Great as the burden of evil may seem in the world to-day, we have made a start in the right direction. From the days when Abraham talked with God, and Moses set up the tablets of the law, we have been taught that it is possible to resist evil when it comes to us as sin. For ages the children of the race have been taught that it lies with them whether or not murder, theft, adultery, covetousness, or violence shall find expression through them. Jesus' ministry extended the forms of evil to which we might forbid entrance to include disease and death; and Mrs. Eddy has reawakened us to this power with her clarion call to "stand porter at the door of thought" (Science and Health, p. 392). Who can tell how much the world's burden of evil has been already lightened by those words and the comforting assurance that follows in the next paragraph: "Rise in the strength of Spirit to resist all that is unlike good. God has made man capable of this, and nothing can vitiate the ability and power divinely bestowed on man." The task seems difficult only because mortal man allows himself to be fooled. Fortunately, however, supposed mortal man is not the true man. The true likeness of God is here and now, through alert right activity, forever protected from any supposition of evil. Evil is always the same old lie, and no disguise can make it a whit more real or powerful.

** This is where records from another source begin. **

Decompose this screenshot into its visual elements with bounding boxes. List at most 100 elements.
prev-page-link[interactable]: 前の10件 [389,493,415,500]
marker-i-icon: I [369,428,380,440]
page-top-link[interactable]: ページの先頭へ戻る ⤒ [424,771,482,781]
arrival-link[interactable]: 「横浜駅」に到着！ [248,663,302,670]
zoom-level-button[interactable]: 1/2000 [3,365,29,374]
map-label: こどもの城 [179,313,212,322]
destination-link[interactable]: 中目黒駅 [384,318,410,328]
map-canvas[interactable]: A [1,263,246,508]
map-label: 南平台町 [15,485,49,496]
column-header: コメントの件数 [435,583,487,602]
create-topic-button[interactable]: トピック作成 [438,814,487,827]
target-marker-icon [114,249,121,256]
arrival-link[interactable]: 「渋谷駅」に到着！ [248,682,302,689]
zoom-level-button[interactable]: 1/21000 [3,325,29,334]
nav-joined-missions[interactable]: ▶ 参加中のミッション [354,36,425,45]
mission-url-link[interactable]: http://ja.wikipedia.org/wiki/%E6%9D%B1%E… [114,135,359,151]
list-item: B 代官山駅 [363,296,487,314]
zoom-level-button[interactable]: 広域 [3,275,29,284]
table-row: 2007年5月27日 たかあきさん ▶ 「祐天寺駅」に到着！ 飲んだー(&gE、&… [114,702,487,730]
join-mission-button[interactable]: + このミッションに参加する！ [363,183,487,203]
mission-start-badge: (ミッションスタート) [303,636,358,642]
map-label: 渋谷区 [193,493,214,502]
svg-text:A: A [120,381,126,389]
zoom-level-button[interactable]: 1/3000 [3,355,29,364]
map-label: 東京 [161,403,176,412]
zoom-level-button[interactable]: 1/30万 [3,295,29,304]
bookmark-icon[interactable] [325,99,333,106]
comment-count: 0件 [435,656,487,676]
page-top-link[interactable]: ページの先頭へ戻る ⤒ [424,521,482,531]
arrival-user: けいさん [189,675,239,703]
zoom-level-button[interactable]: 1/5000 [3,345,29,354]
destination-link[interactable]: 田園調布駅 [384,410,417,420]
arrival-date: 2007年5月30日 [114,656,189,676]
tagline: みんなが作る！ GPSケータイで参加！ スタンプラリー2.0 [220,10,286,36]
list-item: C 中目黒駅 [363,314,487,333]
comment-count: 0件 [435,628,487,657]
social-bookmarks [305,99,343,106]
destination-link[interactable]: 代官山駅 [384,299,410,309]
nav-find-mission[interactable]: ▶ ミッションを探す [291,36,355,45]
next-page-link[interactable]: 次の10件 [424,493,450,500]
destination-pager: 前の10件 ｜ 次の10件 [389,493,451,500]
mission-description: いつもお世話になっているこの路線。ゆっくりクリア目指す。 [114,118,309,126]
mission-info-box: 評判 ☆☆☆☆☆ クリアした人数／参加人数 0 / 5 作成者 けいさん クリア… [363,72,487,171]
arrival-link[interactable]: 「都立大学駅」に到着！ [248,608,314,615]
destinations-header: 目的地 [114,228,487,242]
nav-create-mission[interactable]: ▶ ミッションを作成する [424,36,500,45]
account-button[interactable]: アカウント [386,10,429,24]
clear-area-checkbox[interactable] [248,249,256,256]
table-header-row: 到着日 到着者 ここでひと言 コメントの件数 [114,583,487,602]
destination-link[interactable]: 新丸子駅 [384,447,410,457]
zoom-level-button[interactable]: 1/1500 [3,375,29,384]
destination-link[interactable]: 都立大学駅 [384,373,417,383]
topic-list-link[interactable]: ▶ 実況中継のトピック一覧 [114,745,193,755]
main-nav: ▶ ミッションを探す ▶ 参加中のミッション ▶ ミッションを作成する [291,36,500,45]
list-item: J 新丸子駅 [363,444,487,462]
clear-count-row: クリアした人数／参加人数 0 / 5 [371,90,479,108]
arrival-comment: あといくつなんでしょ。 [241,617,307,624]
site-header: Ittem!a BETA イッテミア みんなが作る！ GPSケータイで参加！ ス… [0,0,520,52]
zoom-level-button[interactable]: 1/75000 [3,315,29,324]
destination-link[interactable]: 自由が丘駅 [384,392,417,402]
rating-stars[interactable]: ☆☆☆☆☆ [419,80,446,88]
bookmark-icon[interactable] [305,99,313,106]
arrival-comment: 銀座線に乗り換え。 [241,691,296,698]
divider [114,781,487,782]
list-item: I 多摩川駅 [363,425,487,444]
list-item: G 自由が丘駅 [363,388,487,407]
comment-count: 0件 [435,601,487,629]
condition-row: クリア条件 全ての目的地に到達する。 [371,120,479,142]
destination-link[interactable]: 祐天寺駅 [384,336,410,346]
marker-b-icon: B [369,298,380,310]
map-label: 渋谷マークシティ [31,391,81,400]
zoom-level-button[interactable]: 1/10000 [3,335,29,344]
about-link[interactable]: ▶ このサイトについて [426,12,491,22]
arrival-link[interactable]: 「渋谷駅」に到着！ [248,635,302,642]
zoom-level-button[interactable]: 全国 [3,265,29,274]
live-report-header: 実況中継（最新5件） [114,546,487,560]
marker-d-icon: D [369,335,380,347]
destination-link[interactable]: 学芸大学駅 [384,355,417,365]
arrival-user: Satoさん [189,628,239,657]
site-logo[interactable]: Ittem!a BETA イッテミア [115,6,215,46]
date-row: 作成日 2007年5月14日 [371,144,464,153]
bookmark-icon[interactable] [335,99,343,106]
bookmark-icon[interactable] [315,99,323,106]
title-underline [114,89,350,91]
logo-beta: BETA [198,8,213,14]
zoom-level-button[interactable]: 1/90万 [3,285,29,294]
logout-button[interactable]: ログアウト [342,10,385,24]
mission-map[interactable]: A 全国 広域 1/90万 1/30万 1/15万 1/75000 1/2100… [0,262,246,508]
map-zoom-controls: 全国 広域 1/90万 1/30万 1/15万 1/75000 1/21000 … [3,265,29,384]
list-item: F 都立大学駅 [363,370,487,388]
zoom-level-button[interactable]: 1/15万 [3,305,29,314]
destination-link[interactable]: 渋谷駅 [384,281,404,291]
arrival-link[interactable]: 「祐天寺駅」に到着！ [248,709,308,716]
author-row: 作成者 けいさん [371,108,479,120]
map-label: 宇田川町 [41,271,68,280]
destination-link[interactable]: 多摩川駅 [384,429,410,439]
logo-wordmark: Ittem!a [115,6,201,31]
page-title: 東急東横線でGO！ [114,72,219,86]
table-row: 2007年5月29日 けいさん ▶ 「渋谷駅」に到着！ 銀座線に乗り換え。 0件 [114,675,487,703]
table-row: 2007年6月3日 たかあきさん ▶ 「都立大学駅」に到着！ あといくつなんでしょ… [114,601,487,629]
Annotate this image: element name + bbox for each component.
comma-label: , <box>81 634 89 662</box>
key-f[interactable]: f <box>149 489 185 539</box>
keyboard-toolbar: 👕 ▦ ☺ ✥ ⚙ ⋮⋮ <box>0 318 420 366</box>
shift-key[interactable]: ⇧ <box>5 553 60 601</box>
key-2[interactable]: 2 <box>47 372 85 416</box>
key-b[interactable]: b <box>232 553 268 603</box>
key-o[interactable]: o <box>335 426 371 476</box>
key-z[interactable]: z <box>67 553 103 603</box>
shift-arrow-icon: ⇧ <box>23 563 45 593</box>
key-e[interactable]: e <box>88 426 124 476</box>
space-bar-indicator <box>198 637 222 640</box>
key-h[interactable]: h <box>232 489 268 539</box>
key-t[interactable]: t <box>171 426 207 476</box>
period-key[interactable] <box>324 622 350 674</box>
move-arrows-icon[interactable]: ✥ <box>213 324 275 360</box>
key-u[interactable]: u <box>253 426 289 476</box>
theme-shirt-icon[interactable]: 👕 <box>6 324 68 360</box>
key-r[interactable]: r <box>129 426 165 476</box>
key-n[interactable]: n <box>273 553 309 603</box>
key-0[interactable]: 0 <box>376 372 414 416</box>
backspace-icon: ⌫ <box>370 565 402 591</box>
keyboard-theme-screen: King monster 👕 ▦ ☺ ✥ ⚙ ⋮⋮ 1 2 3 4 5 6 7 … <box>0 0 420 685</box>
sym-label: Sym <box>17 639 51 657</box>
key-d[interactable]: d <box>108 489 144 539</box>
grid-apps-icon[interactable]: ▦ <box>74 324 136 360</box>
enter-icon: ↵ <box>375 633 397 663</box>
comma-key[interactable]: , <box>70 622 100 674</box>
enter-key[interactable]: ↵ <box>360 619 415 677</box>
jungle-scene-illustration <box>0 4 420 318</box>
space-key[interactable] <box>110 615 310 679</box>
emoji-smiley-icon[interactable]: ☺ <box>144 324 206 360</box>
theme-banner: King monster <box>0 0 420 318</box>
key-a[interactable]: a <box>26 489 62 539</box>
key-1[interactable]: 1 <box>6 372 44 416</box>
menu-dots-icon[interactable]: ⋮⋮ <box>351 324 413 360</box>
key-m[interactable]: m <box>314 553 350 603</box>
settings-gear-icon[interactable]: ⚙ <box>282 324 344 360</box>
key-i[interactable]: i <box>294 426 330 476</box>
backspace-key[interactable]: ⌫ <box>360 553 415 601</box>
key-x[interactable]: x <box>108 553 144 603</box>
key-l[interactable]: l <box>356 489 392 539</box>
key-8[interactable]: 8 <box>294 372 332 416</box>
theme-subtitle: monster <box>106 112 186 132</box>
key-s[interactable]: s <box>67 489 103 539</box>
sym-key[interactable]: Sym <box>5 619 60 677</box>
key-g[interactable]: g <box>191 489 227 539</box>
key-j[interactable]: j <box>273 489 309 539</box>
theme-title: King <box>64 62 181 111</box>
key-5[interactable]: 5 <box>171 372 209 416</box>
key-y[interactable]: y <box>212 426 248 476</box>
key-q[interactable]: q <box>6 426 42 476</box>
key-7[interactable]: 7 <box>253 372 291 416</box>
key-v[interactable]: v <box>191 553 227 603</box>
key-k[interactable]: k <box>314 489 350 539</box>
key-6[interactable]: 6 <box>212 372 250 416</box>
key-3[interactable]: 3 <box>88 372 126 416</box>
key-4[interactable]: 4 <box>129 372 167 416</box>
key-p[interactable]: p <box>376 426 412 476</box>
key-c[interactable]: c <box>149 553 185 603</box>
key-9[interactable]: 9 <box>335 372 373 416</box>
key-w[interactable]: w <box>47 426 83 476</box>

One is reminded of the myth concerning the old man of the sea, Nereus, to whom Hercules was forced to go in the course of one of his labors. He was warned that Nereus had power to change his form at will, but that if he seized him and hung on, undaunted, the creature would at last be compelled to resume his original shape and so be overcome. Accordingly the hero remained unmoved though serpents, fire, and roaring beasts appeared beneath his hands, and as a result he conquered. How often we hear one say, "I can meet financial problems easily, but a physical trouble is quite another matter." Yet is it not the same old lie in a new form? Disguises designed to terrify us cannot in any way succeed, for one and all they are mere illusions of the hypothetical human mind, without any actuality. Can evil hide in God's idea? Can disease or sin for a moment touch that which is eternally the expression of God? Man is forever intact, literally untouched by the dream images of the human mind. Entirely to detach evil from our concept of man is the only way to bring to light the true man that Christian Science reveals, and this can be accomplished only as we recognize the ever presence of good which demonstrates the mythical nature of evil in all its varying forms. There is no seeming condition whatever too serious to be instantly and forever replaced with the understanding of Principle, which is all that ever has been real.
Are we doing our part? Every time we refuse evil expression through us, we reduce the sum total of evil's claim to reality. We are helping not only ourselves but the whole world. All there is to a ghost disappears from the world when all people cease to believe in ghosts. So it is with the whole of evil; as we practically comprehend Christ Jesus' words and see evil for what it is,—a lie and the father of lies,—it will pass with all its train into the land of mythology.